* Canadian dollar at C$1.0997 or 90.93 U.S. cents
* Bond prices higher across the maturity curve
By Leah Schnurr
TORONTO, April 7 The Canadian dollar weakened
against the greenback on Monday as investors consolidated
positions, giving back some of the gains the currency made last
week after a strong domestic jobs report.
In the backdrop was the provincial election in Quebec, with
polls closing at 8 p.m. EDT (2400 GMT) on Monday. But with the
governing separatist party behind in public opinion surveys, the
loonie was not expected to see much impact.

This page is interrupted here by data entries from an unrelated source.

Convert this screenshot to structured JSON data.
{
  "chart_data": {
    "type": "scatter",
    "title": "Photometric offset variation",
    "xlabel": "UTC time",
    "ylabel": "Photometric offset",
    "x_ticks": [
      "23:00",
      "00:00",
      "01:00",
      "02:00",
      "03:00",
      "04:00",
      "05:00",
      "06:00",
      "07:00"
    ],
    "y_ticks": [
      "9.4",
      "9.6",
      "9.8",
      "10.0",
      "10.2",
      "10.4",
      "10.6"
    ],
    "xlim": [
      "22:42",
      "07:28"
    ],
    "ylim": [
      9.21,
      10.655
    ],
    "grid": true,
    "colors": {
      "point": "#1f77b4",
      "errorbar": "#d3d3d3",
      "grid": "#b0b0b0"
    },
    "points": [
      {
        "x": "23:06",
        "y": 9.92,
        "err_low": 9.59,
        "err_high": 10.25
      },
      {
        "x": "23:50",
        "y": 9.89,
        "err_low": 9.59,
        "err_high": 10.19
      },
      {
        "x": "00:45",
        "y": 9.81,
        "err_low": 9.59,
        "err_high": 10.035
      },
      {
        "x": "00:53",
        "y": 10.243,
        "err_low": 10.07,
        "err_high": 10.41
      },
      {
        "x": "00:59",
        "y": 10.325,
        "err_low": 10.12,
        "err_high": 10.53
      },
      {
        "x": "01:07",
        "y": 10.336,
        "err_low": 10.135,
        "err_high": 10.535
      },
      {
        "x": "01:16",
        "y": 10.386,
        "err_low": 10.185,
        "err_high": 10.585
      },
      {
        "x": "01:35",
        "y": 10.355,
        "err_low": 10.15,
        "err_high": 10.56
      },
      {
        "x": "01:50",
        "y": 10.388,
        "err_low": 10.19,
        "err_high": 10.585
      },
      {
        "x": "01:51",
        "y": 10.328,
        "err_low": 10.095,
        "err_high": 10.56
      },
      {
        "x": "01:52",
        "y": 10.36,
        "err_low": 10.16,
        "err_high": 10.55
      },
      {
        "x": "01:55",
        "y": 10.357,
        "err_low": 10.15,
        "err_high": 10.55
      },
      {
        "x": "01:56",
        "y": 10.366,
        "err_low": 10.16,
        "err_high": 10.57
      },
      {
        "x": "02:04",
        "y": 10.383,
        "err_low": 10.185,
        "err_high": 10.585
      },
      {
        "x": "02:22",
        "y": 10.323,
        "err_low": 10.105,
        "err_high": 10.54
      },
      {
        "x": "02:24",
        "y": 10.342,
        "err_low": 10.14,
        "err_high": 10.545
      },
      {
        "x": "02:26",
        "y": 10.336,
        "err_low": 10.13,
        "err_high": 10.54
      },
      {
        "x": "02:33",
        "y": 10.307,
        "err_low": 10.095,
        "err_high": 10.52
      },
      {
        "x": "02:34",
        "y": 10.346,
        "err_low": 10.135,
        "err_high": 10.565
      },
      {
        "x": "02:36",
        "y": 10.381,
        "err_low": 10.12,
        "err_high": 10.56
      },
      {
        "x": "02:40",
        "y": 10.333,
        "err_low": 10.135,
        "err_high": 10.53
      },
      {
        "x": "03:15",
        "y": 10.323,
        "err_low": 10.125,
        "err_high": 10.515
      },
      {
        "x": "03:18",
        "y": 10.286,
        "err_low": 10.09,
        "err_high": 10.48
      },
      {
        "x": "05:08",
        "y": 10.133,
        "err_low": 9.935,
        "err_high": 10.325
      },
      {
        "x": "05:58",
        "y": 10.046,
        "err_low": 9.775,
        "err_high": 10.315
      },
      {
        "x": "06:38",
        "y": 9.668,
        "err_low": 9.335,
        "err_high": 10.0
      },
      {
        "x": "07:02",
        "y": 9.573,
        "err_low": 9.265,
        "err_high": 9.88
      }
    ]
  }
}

The Canadian dollar rose strongly at the end of last week
after data showed the domestic economy added twice as many jobs
as expected in March.
"We're really seeing a consolidation from Friday's price
action, that's mainly what's leading the slide in the loonie
this morning," said Scott Smith, senior market analyst at
Cambridge Mercantile Group in Calgary.
Last week's data had pushed the loonie through C$1.10, which
had been a psychologically important support level for the U.S.
dollar-Canadian dollar pairing. That level will likely continue
to be a meaningful pivot for the currency, Smith said.
"This level is going to be pretty important resistance on
the way back up if the U.S. dollar starts to gain more strength
here," he said.
The Canadian dollar was at C$1.0997 to the
greenback, or 90.93 U.S. cents, weaker than Friday's close of
C$1.0981, or 91.07 U.S. cents.
In Quebec, the latest opinion polls show the Liberals ahead
of the separatist Parti Quebecois, which has tamped down
concerns over a possible referendum on independence from Canada.
In the past, Quebec has had two referendums on whether to
separate, both of which failed. The separatists lost the last
one in 1995, but by just over one percentage point.
"Compared to the other two situations where Quebec had their
referendum and we saw the Canadian dollar weaken off quite
significantly, I don't think there's a big risk for this
election," Smith said.
"Markets obviously don't like indecision, and they don't
like the possibility of potentially having a referendum, but
that's been played down over the last few weeks."
Canadian government bond prices were higher across the
maturity curve, with the two-year up 1 Canadian cent
to yield 1.082 percent, and the benchmark 10-year up
18 Canadian cents to yield 2.472 percent.